Ostatnie miesiące przyniosły intensyfikację działań skrajnej prawicy na terenie całej Polski. Daleko idące zawłaszczanie sfery publicznej przez organizacje nawołujące do nienawiści i przemocy nie byłoby możliwe bez cichego lub nawet niekiedy jawnego przyzwolenia ze strony instytucji publicznych - zarówno na szczeblu centralnym, jak i lokalnym - uważają działacze Partii Razem.
Razem ocenia, że działalność organizacji skrajnych była wcześniej bagatelizowana i właśnie przez to miały one czas i środki, aby urosnąć w siłę. Dziś neonaziści są nierzadko traktowani przez władze państwowe jako równorzędny uczestnik debaty publicznej.

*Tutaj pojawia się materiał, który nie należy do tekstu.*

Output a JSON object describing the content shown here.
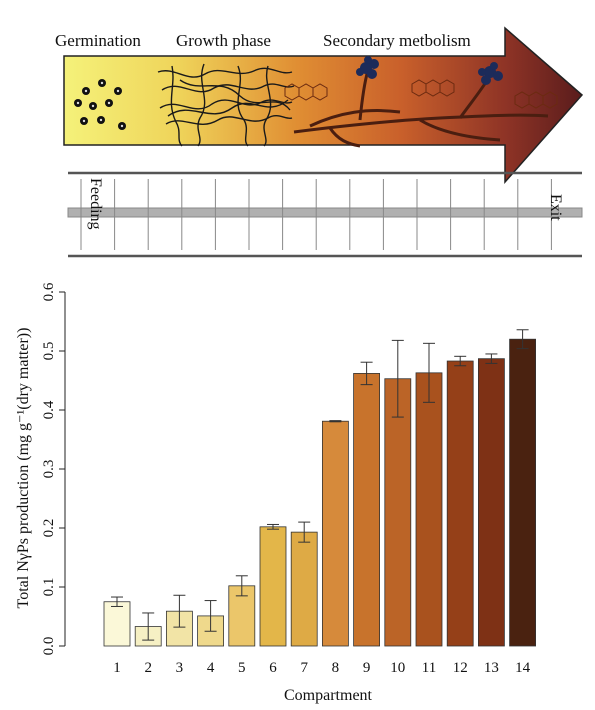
{
  "process": {
    "phases": [
      "Germination",
      "Growth phase",
      "Secondary metbolism"
    ],
    "feeding_label": "Feeding",
    "exit_label": "Exit"
  },
  "chart_data": {
    "type": "bar",
    "categories": [
      "1",
      "2",
      "3",
      "4",
      "5",
      "6",
      "7",
      "8",
      "9",
      "10",
      "11",
      "12",
      "13",
      "14"
    ],
    "values": [
      0.075,
      0.033,
      0.059,
      0.051,
      0.102,
      0.202,
      0.193,
      0.381,
      0.462,
      0.453,
      0.463,
      0.483,
      0.487,
      0.52
    ],
    "errors": [
      0.008,
      0.023,
      0.027,
      0.026,
      0.017,
      0.004,
      0.017,
      0.001,
      0.019,
      0.065,
      0.05,
      0.008,
      0.008,
      0.016
    ],
    "colors": [
      "#fbf8d8",
      "#f6f0c4",
      "#f2e4a6",
      "#efd98c",
      "#ebc66a",
      "#e3b649",
      "#deaa45",
      "#d68a3b",
      "#c8732c",
      "#bb6427",
      "#a9521e",
      "#954018",
      "#7e3115",
      "#4a2210"
    ],
    "xlabel": "Compartment",
    "ylabel": "Total NγPs production (mg g⁻¹(dry matter))",
    "yticks": [
      "0.0",
      "0.1",
      "0.2",
      "0.3",
      "0.4",
      "0.5",
      "0.6"
    ],
    "ylim": [
      0,
      0.6
    ],
    "grid": false
  }
}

- Kolejne zgłoszenia o zatrważających incydentach spływają z całej Polski. Nasz region również dołożył swoją cegiełkę do tego niechlubnego procederu: wystarczy wspomnieć głośną sprawę neonazistowskiego koncertu organizowanego na terenie Politechniki Białostockiej po marszu ONR-u czy prezydenckiego patronatu nad hajnowskim marszem ku czci Romualda Rajsa "Burego" - mówi Grzegorz Senda, rzecznik prasowy Partii Razem w Podlaskiem.
Aby nagłaśniać tego typu przypadki, zorganizowano ogólnopolską akcję "Zero Tolerancji".

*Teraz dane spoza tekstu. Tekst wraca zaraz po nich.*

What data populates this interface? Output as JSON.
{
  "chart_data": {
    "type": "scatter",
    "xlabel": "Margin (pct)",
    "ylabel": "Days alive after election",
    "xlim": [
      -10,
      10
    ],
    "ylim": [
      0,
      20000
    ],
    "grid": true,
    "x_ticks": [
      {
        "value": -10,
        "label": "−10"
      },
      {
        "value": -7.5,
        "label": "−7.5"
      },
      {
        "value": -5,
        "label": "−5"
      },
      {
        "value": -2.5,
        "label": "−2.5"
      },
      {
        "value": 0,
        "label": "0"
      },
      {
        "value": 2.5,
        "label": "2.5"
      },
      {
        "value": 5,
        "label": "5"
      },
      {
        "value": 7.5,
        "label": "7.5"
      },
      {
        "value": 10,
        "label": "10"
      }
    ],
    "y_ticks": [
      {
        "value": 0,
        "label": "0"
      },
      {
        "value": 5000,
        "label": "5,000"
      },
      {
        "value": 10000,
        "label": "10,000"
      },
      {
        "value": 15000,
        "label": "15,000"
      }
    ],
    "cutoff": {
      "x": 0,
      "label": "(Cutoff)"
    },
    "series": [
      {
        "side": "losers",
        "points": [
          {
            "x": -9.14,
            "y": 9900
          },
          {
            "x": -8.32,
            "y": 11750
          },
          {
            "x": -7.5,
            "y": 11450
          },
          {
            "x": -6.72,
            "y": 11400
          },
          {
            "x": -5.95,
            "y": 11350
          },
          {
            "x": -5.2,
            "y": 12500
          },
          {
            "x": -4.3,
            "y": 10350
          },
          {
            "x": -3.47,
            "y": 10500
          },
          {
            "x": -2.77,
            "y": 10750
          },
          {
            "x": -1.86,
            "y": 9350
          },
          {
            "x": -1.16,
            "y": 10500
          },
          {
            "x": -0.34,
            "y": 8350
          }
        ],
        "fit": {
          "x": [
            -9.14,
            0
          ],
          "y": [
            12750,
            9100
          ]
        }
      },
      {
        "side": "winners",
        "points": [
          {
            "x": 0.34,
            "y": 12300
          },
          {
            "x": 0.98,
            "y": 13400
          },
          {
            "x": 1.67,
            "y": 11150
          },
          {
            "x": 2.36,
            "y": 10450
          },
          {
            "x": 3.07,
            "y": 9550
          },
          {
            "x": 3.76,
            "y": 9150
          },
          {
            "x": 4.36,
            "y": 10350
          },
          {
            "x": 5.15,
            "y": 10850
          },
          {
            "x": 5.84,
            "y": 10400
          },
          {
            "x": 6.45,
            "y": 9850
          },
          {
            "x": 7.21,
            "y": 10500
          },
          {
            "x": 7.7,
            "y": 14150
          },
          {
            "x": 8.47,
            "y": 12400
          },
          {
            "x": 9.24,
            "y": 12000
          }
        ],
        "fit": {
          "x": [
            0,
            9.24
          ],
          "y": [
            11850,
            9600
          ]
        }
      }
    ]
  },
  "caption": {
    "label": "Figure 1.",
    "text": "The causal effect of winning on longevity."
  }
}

- Będziemy zbierać i upubliczniać każdy przypadek flirtu instytucji publicznych ze skrajną prawicą. Na stronie www.zero-tolerancji.pl będziemy przyjmować zgłoszenia i interweniować. Patologiczny mariaż państwa i neonazistów musi się zakończyć - dodaje Grzegorz Senda.

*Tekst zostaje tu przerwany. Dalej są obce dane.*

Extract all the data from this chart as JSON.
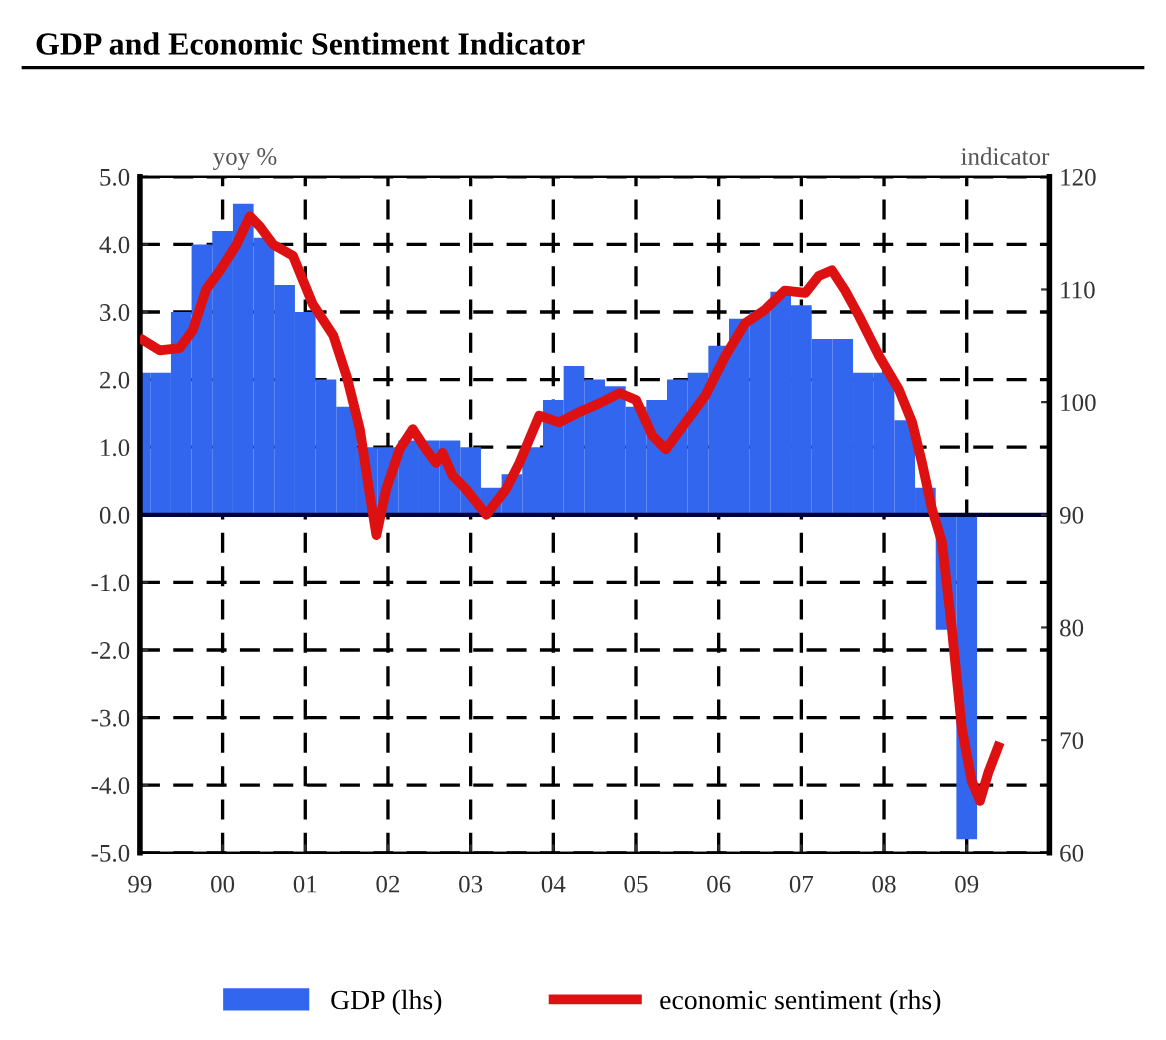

Każdy może zgłaszać niepokojące działania skrajnej prawicy. Należy to robić przez prosty formularz na stronie internetowej kampanii.
Na mapie, oprócz wymienionych incydentów z Podlasia, już wytykane są np. spotkanie w szkole, w czasie którego kibice rozdawali dzieciom gadżety z krzyżem celtyckim i rasistowskim hasłem "white power", homofobiczna wystawa "Stop dewiacji" sugerująca, że homoseksualizm łączy się z pedofilią, szkodzi zdrowiu i zagraża społeczeństwu, czy wystąpienia antysemity w Muzeum Powstania Warszawskiego.